High-resolution intravital imaging reveals that blood-derived macrophages but not resident microglia facilitate secondary axonal dieback in traumatic spinal cord injury

- Secondary axonal dieback in a dorsal column injury can be imaged in vivo over time.
- Accumulating CX3CR1+ cells in traumatic spinal cord injury are blood derived.
- CX3CR1+ monocytes, but not microglia, have destructive effects on axons.
- The destructive monocyte subtype in the lesion is CX3CR1hi.
- Axonal dieback is CCR2 independent.

After traumatic spinal cord injury, functional deficits increase as axons die back from the center of the lesion and the glial scar forms.
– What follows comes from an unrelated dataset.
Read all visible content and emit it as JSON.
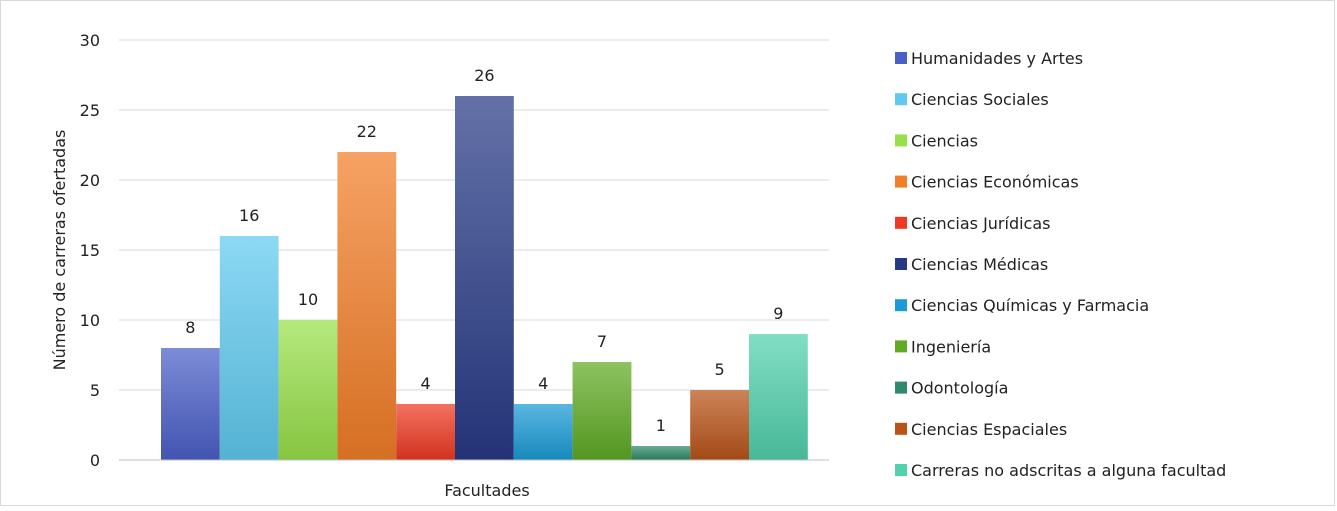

Axonal dieback occurs in two phases: an initial axon intrinsic stage that occurs over the first several hours and a secondary phase which takes place over the first few weeks after injury. Here, we examine the secondary phase, which is marked by infiltration of macrophages. Using powerful time-lapse multi-photon imaging, we captured images of interactions between Cx3cr1+/GFP macrophages and microglia and Thy-1YFP axons in a mouse dorsal column crush spinal cord injury model. Over the first few weeks after injury, axonal retraction bulbs within the lesion are static except when axonal fragments are lost by a blebbing mechanism in response to physical contact followed by phagocytosis by mobile Cx3Cr1+/GFP cells. Utilizing a radiation chimera model to distinguish marrow-derived cells from radio-resistant CNS-resident microglia, we determined that the vast majority of accumulated cells in the lesion are derived from the blood and only these are associated with axonal damage. Interestingly, CNS-resident Cx3Cr1+/GFP microglia did not increasingly accumulate nor participate in neuronal destruction in the lesion during this time period. Additionally, we found that the blood-derived cells consisted mainly of singly labeled Ccr2+/RFP macrophages, singly labeled Cx3Cr1+/GFP macrophages and a small population of double-labeled cells. Since all axon destructive events were seen in contact with a Cx3Cr1+/GFP cell, we infer that the CCR2 single positive subset is likely not robustly involved in axonal dieback. Finally, in our model, deletion of CCR2, a chemokine receptor, did not alter the position of axons after dieback. Understanding the in vivo cellular interactions involved in secondary axonal injury may lead to clinical treatment candidates involving modulation of destructive infiltrating blood monocytes.